A seguito della tragedia del ponte Morandi prima e del prolungarsi delle trattative sull’ILVA dopo, nel nostro Paese si è tornato a parlare di nazionalizzazioni. È davvero quello che serve all’Italia? E pensa si possa trovare un’intesa con i 5 Stelle su questo?
«Sì, ritengo che sia stato un errore – conseguenza dei tempi, dell’emergenza finanziaria e del collateralismo agli interessi più forti – la concessione della gestione di importanti monopoli naturali come le autostrade ai privati. Va fatta marcia indietro.

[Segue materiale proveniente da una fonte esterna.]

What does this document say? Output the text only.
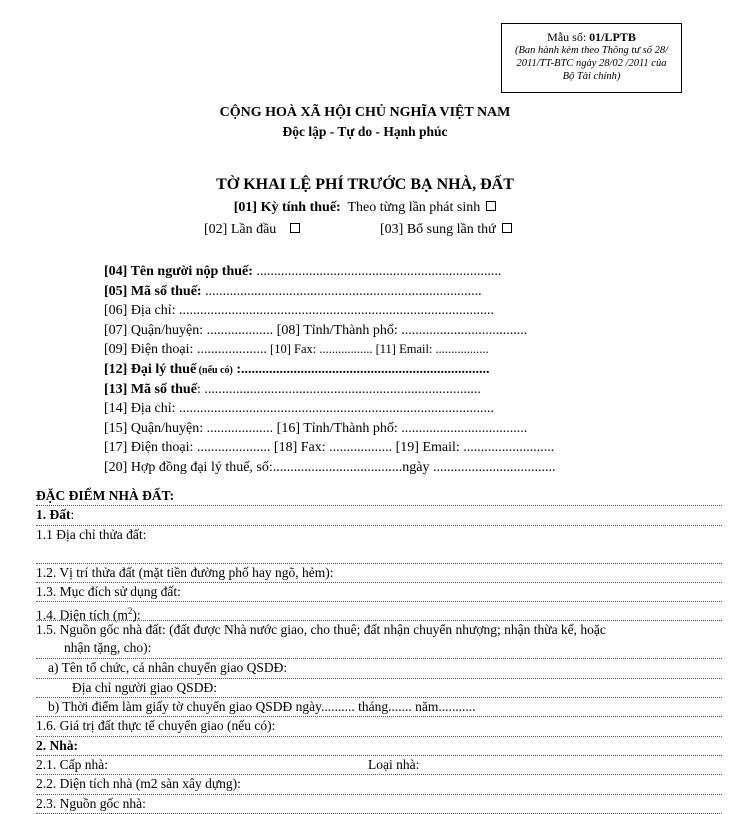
Mẫu số: 01/LPTB
(Ban hành kèm theo Thông tư số 28/ 2011/TT-BTC ngày 28/02 /2011 của Bộ Tài chính)
CỘNG HOÀ XÃ HỘI CHỦ NGHĨA VIỆT NAM
Độc lập - Tự do - Hạnh phúc
TỜ KHAI LỆ PHÍ TRƯỚC BẠ NHÀ, ĐẤT
[01] Kỳ tính thuế: Theo từng lần phát sinh
[02] Lần đầu	[03] Bổ sung lần thứ
[04] Tên người nộp thuế: ......................................................................
[05] Mã số thuế: ...............................................................................
[06] Địa chỉ: ..........................................................................................
[07] Quận/huyện: ................... [08] Tỉnh/Thành phố: ....................................
[09] Điện thoại: .................... [10] Fax: ................. [11] Email: .................
[12] Đại lý thuế (nếu có) :.......................................................................
[13] Mã số thuế: ...............................................................................
[14] Địa chỉ: ..........................................................................................
[15] Quận/huyện: ................... [16] Tỉnh/Thành phố: ....................................
[17] Điện thoại: ..................... [18] Fax: .................. [19] Email: ..........................
[20] Hợp đồng đại lý thuế, số:.....................................ngày ...................................
ĐẶC ĐIỂM NHÀ ĐẤT:
1. Đất:
1.1 Địa chỉ thửa đất:
1.2. Vị trí thửa đất (mặt tiền đường phố hay ngõ, hẻm):
1.3. Mục đích sử dụng đất:
1.4. Diện tích $(m^2)$:
1.5. Nguồn gốc nhà đất: (đất được Nhà nước giao, cho thuê; đất nhận chuyển nhượng; nhận thừa kế, hoặc
nhận tặng, cho):
a) Tên tổ chức, cá nhân chuyển giao QSDĐ:
Địa chỉ người giao QSDĐ:
b) Thời điểm làm giấy tờ chuyển giao QSDĐ ngày.......... tháng....... năm...........
1.6. Giá trị đất thực tế chuyển giao (nếu có):
2. Nhà:
2.1. Cấp nhà:	Loại nhà:
2.2. Diện tích nhà (m2 sàn xây dựng):
2.3. Nguồn gốc nhà:
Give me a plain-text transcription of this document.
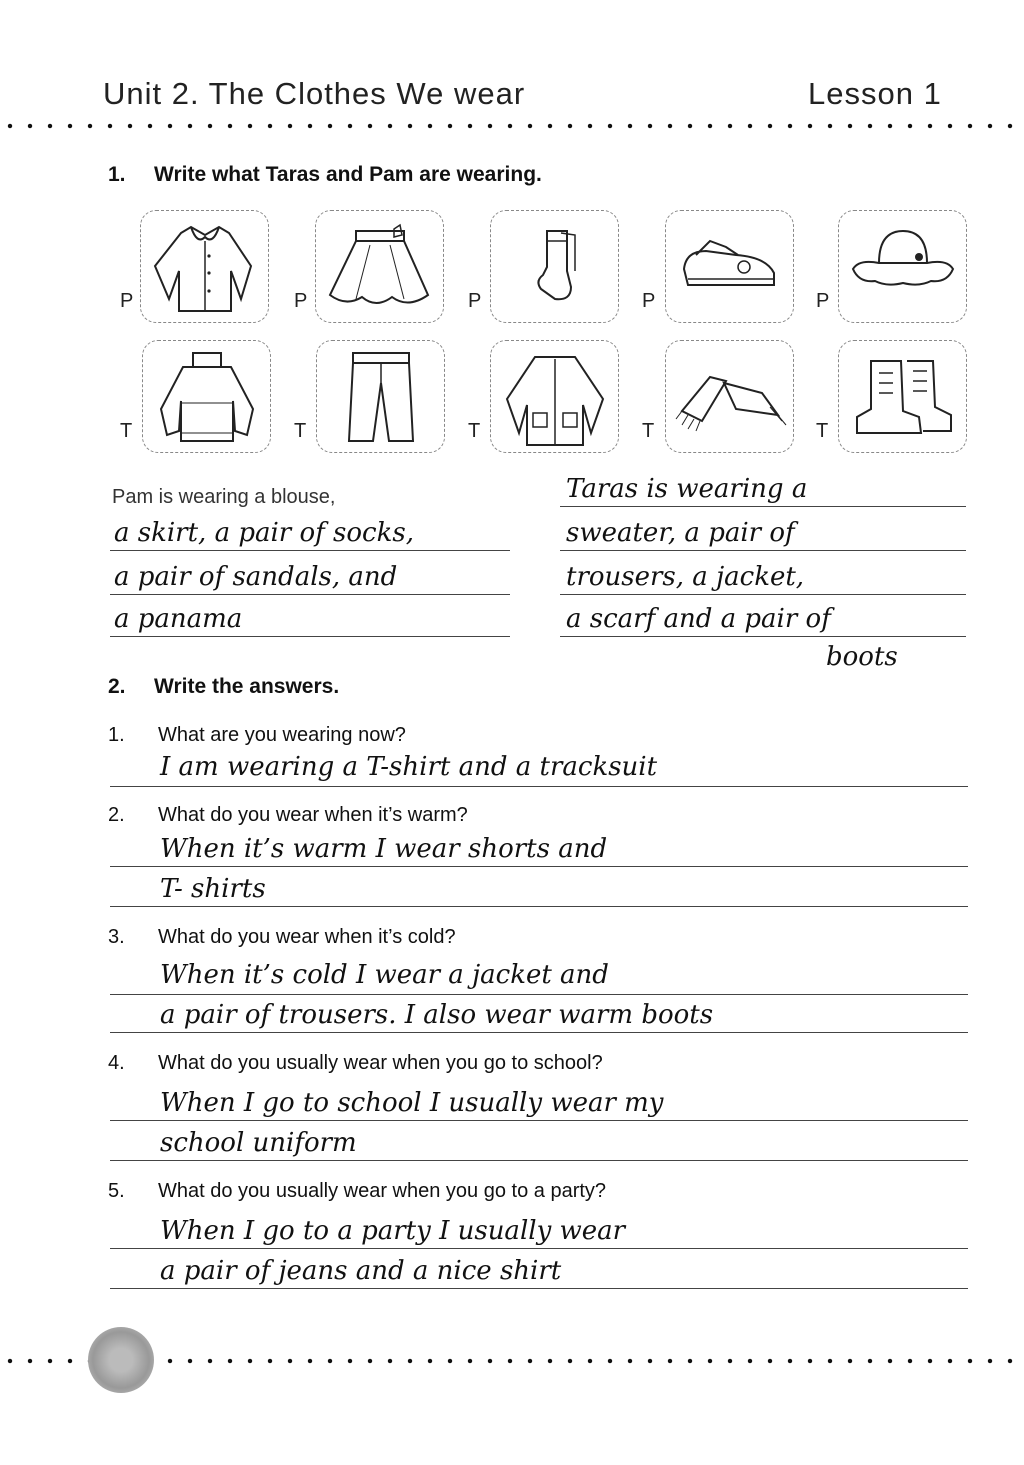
Unit 2. The Clothes We wear	Lesson 1
1. Write what Taras and Pam are wearing.
P	P	P	P	P
T	T	T	T	T
Pam is wearing a blouse,
a skirt, a pair of socks,
a pair of sandals, and
a panama
Taras is wearing a
sweater, a pair of
trousers, a jacket,
a scarf and a pair of
boots
2. Write the answers.
1. What are you wearing now?
I am wearing a T-shirt and a tracksuit
2. What do you wear when it’s warm?
When it’s warm I wear shorts and
T- shirts
3. What do you wear when it’s cold?
When it’s cold I wear a jacket and
a pair of trousers. I also wear warm boots
4. What do you usually wear when you go to school?
When I go to school I usually wear my
school uniform
5. What do you usually wear when you go to a party?
When I go to a party I usually wear
a pair of jeans and a nice shirt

In generale, per le imprese strategiche, come l’ex Ilva o Alitalia, dobbiamo predisporre uno strumento istituzionale di adeguate dimensioni finanziarie e professionali per la proprietà pubblica, statale, nelle forme e per la durata necessaria: nell’ambito di Cassa Depositi e Prestiti, un IRI [l’Istituto di Ricostruzione Industriale che trainò l’economia italiana del dopoguerra, N.d.R.] 4.0. Il M5S, nonostante i suoi limiti e contraddizioni, è il principale interlocutore con il quale cercare un’intesa».
Conte arriverà fino al 2023?
«Dipende dal comportamento dagli azionisti in cerca di visibilità. Meglio le elezioni che continuare in modo rissoso e confuso, senza una chiara linea di marcia. Una maggioranza e un governo non possono avere come principale missione l’anti-salvinismo».